Saber Healthcare Group and its related entities will pay $10 million for violations of the False Claims Act for knowingly “engaging in a systematic effort to increase Medicare billings” for rehabilitation therapy services that “were not reasonable, necessary, or skilled,” the Department of Justice announced.

The greater a patient’s needs, the higher the level of Medicare reimbursement. The highest level of Medicare reimbursement for skilled nursing facilities is for “Ultra High” patients, who require a minimum of 720 minutes of skilled therapy from two therapy disciplines (e.g., physical, occupational, speech), one of which must be provided five days a week.

According to the allegations in the case, U.S. ex rel. Wright et al. v. Saber Healthcare Holdings, filed in Virginia’s Eastern District Court, from January 2013 through March 2017, Saber attempted to skirt the system by allegedly “improperly establish[ing] general goals that all patients should be provided with the Ultra High level of therapy, regardless of the patients’ individual therapeutic needs and enforced that expectation by pressuring therapists to provide Ultra High therapy to each patient at nine facilities,” the Justice Department said.

According to the allegations, Saber:

  • Established uniform expectations for Ultra High therapy in facility budgets;
  • Pressured facility directors in weekly or daily calls to ensure therapists provided the Ultra High therapy to each patient;
  • Prevented therapists from providing lower levels of therapy minutes if, in the therapists’ clinical judgment, a lower amount was warranted;
  • Made therapists to report time spent on initial evaluations as therapy time in violation of Medicare policy; and
  • Caused therapists to report time spent providing unskilled services as time spent on skilled therapy.

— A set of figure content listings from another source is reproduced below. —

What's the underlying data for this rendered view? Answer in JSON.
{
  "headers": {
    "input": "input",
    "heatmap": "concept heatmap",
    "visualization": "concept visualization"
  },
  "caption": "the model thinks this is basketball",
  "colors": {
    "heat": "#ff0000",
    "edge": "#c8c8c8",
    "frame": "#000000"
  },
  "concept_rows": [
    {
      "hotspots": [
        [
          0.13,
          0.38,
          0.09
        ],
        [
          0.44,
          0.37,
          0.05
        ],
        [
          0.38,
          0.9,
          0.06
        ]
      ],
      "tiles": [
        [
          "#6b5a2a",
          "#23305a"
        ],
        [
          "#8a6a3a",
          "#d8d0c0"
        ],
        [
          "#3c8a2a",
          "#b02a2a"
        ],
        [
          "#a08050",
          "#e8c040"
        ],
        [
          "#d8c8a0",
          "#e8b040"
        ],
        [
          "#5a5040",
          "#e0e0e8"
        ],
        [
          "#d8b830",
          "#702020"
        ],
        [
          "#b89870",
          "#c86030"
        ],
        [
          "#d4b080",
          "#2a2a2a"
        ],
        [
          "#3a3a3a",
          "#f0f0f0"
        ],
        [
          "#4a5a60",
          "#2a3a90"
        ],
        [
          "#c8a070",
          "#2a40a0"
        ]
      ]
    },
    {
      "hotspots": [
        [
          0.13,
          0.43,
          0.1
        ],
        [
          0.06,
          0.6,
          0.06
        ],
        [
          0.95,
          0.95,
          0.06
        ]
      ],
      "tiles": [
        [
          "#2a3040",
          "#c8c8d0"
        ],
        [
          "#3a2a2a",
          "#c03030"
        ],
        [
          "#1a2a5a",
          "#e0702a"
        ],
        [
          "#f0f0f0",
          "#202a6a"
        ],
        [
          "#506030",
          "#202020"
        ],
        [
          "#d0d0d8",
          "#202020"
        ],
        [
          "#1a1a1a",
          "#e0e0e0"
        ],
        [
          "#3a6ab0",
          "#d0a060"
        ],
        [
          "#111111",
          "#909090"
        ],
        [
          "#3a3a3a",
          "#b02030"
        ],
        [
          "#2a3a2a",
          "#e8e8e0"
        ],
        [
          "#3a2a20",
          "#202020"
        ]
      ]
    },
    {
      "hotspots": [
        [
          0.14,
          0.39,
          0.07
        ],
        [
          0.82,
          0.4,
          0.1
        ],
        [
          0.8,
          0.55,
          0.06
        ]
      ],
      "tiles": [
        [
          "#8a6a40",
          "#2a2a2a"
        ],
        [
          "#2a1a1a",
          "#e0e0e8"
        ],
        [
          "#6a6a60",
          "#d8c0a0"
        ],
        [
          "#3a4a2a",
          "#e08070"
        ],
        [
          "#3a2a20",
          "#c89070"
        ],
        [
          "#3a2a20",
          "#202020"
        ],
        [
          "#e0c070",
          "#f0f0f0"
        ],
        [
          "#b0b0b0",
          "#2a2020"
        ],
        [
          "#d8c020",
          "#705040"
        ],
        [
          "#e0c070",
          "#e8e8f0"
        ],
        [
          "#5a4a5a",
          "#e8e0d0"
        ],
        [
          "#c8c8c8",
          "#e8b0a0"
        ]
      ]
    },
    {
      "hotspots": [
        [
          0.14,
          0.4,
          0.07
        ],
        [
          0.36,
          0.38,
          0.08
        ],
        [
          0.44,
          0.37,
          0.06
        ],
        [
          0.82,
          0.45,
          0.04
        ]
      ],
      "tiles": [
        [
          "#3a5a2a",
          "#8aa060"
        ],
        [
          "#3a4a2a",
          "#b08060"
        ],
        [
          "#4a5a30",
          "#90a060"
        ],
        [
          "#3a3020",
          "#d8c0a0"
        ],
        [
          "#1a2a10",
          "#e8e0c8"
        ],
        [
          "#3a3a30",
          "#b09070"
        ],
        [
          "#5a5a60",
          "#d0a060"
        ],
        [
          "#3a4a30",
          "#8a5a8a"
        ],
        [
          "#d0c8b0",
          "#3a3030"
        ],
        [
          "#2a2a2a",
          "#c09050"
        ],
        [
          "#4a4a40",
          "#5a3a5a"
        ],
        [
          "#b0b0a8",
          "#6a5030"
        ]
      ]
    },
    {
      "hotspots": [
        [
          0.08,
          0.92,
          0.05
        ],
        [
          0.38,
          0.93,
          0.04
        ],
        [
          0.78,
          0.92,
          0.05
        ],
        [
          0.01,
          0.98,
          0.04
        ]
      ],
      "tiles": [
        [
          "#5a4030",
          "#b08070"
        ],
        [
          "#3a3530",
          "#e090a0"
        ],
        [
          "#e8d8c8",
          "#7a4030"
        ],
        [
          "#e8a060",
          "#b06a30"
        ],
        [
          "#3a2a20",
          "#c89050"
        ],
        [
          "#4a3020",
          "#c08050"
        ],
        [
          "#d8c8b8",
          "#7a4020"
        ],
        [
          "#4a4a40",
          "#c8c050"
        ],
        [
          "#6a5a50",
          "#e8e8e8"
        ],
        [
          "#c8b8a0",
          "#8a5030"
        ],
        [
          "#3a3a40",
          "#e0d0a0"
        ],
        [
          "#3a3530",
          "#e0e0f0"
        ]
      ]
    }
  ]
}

In addition to the civil settlement, Saber entered into a five-year corporate integrity agreement with the Department of Health and Human Services Office of Inspector General (HHS-OIG) that requires an independent review organization to annually assess the medical necessity and appropriateness of therapy services billed to Medicare.

The allegations resolved by this settlement arose from a whistleblower lawsuit filed under the False Claims Act, which permits private citizens to sue on behalf of the government and share in any recovery. The whistleblowers in this case, three former Saber rehabilitation therapists and therapy managers, will receive $1.75 million. The claims resolved by the settlement are allegations only, and there has been no determination of liability.